The Usher Family


 When Taytum was five months old our son died in a drowning accident. It’s hard to describe this time, our lives came to a complete standstill. He was our beautiful boy, our everything, one of our two reasons for living.

About a month later, a family member booked us an appointment with a paediatrician insisting Taytum should see one. We were aware she was behind in the milestones, but we were in denial that something was wrong. The doctor told us that she couldn’t see. It sounds ridiculous to say we hadn’t known this, Taytum has less than 5% vision, but we had no idea. Her eyes appeared normal to us.

An ophthalmologist told us that her optic nerves were very small and underdeveloped. And so our journey along the road of her diagnosis began.


It was a devastating time in our lives, to lose our son and become aware our daughter was blind. Yet it was also the time that God revealed Himself to us, and our brokenness and grief was met with His glory in the face of Jesus Christ.

Taytum’s condition was undiagnosed for four years. At first, I expected her to develop in line with the milestones of a blind child (everything delayed by about six months), but as time went by it became obvious that she was not meeting these, and she had abnormally severe developmental delays. The doctors couldn’t explain both the blindness and the developmental delays, and we honestly got over needing a diagnosis before they had finished all the tests they could do.

It was at times frustrating because of all the time in hospital and doctor’s rooms she had to go through, but it was during this time of uncertainty about her that God rooted Himself in our lives and taught us to trust Him, the one true certainty there can ever be. For many years, the death of our son was very raw in our hearts and the tumult of different emotions made everyday difficult to get through, but increasingly we were learning what a gift Taytum was to us.  

Her body may function differently, but she has the most beautiful spirit, full of peace and joy. She can’t see, or walk, or talk, but she is almost always smiling or giggling, or in full on fits of laughter and she has taught us to look at life like she does, looking for a smile in every moment. In a time when our world stood still and everything and everyone rushed past, she took us out of the world along a different path, she broadened our perspective as God broke it open in the reality of eternity. To let a special needs child take you out of the world, away from keeping up and fitting in, is precious.

Taytum was four when doctors found a cyst, a fluid filled growth, in her brain which is what they now say puts pressure on her visual processing centre and causes her developmental delays. We have never had a medical aid, so Taytum gets seen in the government hospitals. For her therapy we worked out a home programme based on monthly visits to physios and occupational therapists alternating between the government and private sectors. God always surrounded us with the people and resources we needed in every different place we lived, and He continues to do so.

We moved to the Ballito area in May 2019 with no real plan or purpose what we were going to do here.

By that time Taytum was five and God had blessed us with two more daughters, Eire and Izzy. As they grew into toddlers, I was struggling more and more to give Taytum the therapy time she needed at home, and the pressure on us as parents began to get overwhelming.

I was pretty much googling for help when I came across the website for Bloom. We were amazed there was a school down the road that would consider taking Taytum. Even during her trial week, I was wondering if she would, in a way, be accepted. I had greatly underestimated the huge heart of Bloom and that it is open and welcoming to all children of any ability. Taytum started in July 2019 and Eire, our three-year-old, joined Kingdom Kids at the same time. Bloom were so accommodating, and the staff went on special training for the early education of blind children and went out of their way to make the best programme for Taytum’s school day.


Straight away, having the school routine made a difference. Taytum’s mood regulated to her content self where she had begun to have mood swings. Her sleep pattern improved, and she was much more alert in the day and sleeping through the night. Over the past nine months she has kept making steady improvements in her vocalisation, consistently making choices, and in her tactile sensitivity, meaning she eats a wider variety of foods and explores her surroundings with her hands.
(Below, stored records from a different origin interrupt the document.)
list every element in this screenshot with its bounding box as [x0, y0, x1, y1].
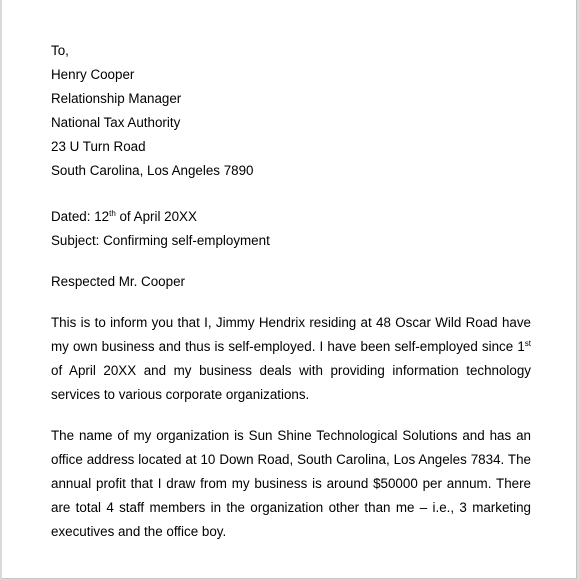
- letter-body: [51, 39, 531, 544]
- to-label: To,: [51, 43, 69, 58]
- recipient-city-line: South Carolina, Los Angeles 7890: [51, 163, 254, 178]
- recipient-title: Relationship Manager: [51, 91, 182, 106]
- paragraph-2: The name of my organization is Sun Shine Technological Solutions and has an office address located at 10 Down Road, South Carolina, Los Angeles 7834. The annual profit that I draw from my business is around $50000 per annum. There are total 4 staff members in the organization other than me – i.e., 3 marketing executives and the office boy.: [51, 428, 531, 539]
- salutation: Respected Mr. Cooper: [51, 274, 185, 289]
- dated-rest: of April 20XX: [115, 209, 197, 224]
- paragraph-1: [51, 311, 531, 407]
- recipient-name: Henry Cooper: [51, 67, 135, 82]
- paragraph-1-part-1: This is to inform you that I, Jimmy Hendrix residing at 48 Oscar Wild Road have my own business and thus is self-employed. I have been self-employed since 1: [51, 315, 531, 354]
- dated-day-suffix: th: [109, 209, 116, 218]
- recipient-organization: National Tax Authority: [51, 115, 181, 130]
- recipient-street: 23 U Turn Road: [51, 139, 146, 154]
- dated-line: [51, 205, 531, 229]
- document-page: [2, 0, 577, 579]
- paragraph-1-part-2: of April 20XX and my business deals with providing information technology services to various corporate organizations.: [51, 363, 531, 402]
- paragraph-1-sup: st: [524, 339, 531, 348]
- dated-day: 12: [94, 209, 110, 224]
- dated-label: Dated:: [51, 209, 95, 224]
- subject-line: Subject: Confirming self-employment: [51, 233, 270, 248]
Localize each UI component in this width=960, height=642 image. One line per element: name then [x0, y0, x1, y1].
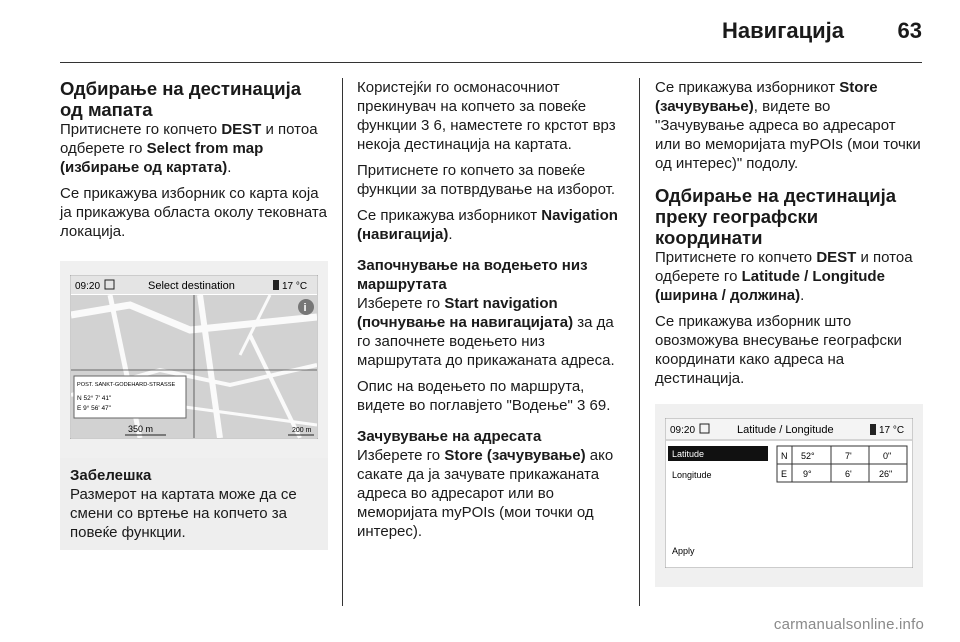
page-header — [60, 0, 922, 63]
paragraph: Опис на водењето по маршрута, видете во поглавјето "Водење" 3 69. — [357, 378, 611, 414]
running-title: Навигација — [722, 18, 844, 43]
map-screenshot — [60, 261, 328, 458]
latitude-text: N 52° 7' 41" — [77, 395, 112, 402]
paragraph: Изберете го Start navigation (почнување на навигацијата) за да го започнете водењето низ маршрутата до прикажаната адреса. — [357, 295, 615, 369]
menu-item-latitude: Latitude — [672, 449, 705, 459]
watermark: carmanualsonline.info — [773, 616, 924, 633]
coord-deg: 52° — [801, 451, 815, 461]
coordinates-screenshot — [655, 404, 923, 587]
subheading-store-address: Зачувување на адресата — [357, 428, 542, 445]
screen-title: Select destination — [148, 280, 235, 292]
column-divider — [639, 78, 640, 606]
page-reference: 3 69 — [576, 397, 607, 414]
coord-min: 7' — [845, 451, 852, 461]
note-box — [60, 458, 328, 550]
paragraph: Се прикажува изборникот Store (зачувување), видете во "Зачувување адреса во адресарот или во меморијата myPOIs (мои точки од интерес)" подолу. — [655, 79, 921, 172]
temperature-text: 17 °C — [879, 425, 905, 436]
section-heading-coordinates: Одбирање на дестинација преку географски координати — [655, 185, 897, 248]
column-2 — [357, 78, 625, 548]
page-number: 63 — [897, 18, 922, 43]
select-destination-screen — [70, 275, 318, 439]
scale-label: 200 m — [292, 427, 312, 434]
clock-text: 09:20 — [75, 281, 101, 292]
paragraph: Притиснете го копчето DEST и потоа одберете го Select from map (избирање од картата). — [60, 121, 318, 176]
latitude-longitude-screen — [665, 418, 913, 568]
paragraph: Изберете го Store (зачувување) ако сакате да ја зачувате прикажаната адреса во адресарот или во меморијата myPOIs (мои точки од интерес). — [357, 447, 614, 540]
column-divider — [342, 78, 343, 606]
menu-item-longitude: Longitude — [672, 470, 712, 480]
address-text: POST. SANKT-GODEHARD-STRASSE — [77, 382, 176, 388]
coord-sec: 0" — [883, 451, 892, 461]
section-heading-map: Одбирање на дестинација од мапата — [60, 78, 302, 120]
paragraph: Притиснете го копчето за повеќе функции за потврдување на изборот. — [357, 162, 616, 198]
thermometer-icon — [273, 280, 279, 290]
column-3 — [655, 78, 923, 595]
coord-dir: E — [781, 469, 788, 479]
thermometer-icon — [870, 424, 876, 435]
coord-min: 6' — [845, 469, 852, 479]
coord-dir: N — [781, 451, 788, 461]
paragraph: Се прикажува изборник со карта која ја прикажува областа околу тековната локација. — [60, 185, 327, 240]
scale-label: 350 m — [128, 424, 154, 434]
clock-text: 09:20 — [670, 425, 696, 436]
paragraph: Користејќи го осмонасочниот прекинувач на копчето за повеќе функции 3 6, наместете го крстот врз некоја дестинација на картата. — [357, 79, 616, 153]
note-title: Забелешка — [70, 467, 152, 484]
paragraph: Се прикажува изборникот Navigation (навигација). — [357, 207, 618, 243]
paragraph: Притиснете го копчето DEST и потоа одберете го Latitude / Longitude (ширина / должина). — [655, 249, 913, 304]
column-1 — [60, 78, 328, 550]
menu-item-apply: Apply — [672, 546, 695, 556]
screen-title: Latitude / Longitude — [737, 424, 834, 436]
longitude-text: E 9° 56' 47" — [77, 405, 111, 412]
page-reference: 3 6 — [421, 117, 442, 134]
coord-deg: 9° — [803, 469, 812, 479]
note-text: Размерот на картата може да се смени со вртење на копчето за повеќе функции. — [70, 486, 297, 541]
coord-sec: 26" — [879, 469, 893, 479]
temperature-text: 17 °C — [282, 281, 308, 292]
svg-text:i: i — [303, 302, 307, 314]
paragraph: Се прикажува изборник што овозможува внесување географски координати како адреса на дестинација. — [655, 313, 902, 387]
subheading-start-navigation: Започнување на водењето низ маршрутата — [357, 257, 588, 293]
But the best thing about having children at Bloom is how loved they are there, the school bursts at the seams with love. And love is what Taytum needs more than anything.


A friend once said to me, when she got live-in help for her disabled son; “I was tired of being a therapist, I just wanted to be a mom”. I didn’t understand her at the time, I thought I could do both, but now I do. Bloom has lifted the pressure of coordinating Taytum’s therapy off our shoulders, and now we can just be mom and dad, and concentrate on giving her all the love we can when she’s at home. Her team of teachers, therapists and her facilitator look out for her absolute best and she loves school, she has friends who hug her and are excited to see her and she does so many different activities.

Eire has great fun at Kingdom Kids and knowing she is getting a faith-based education at a school full of love for Jesus is a huge support to us as parents helping our children to build a foundation in Christ. We would like to thank the staff at Bloom for all they have done and continue to do.

I think sometime every day I say to God; “I don’t know what to do, but my eyes are upon You” (2 Chronicles 20:12). There are so many unknowns as a parent of a special needs child, so many emotions that can get overwhelming, hard decisions and hard demands to deal with. This scripture helps me to seek God first, and He has always made a way. I pray it might help you too.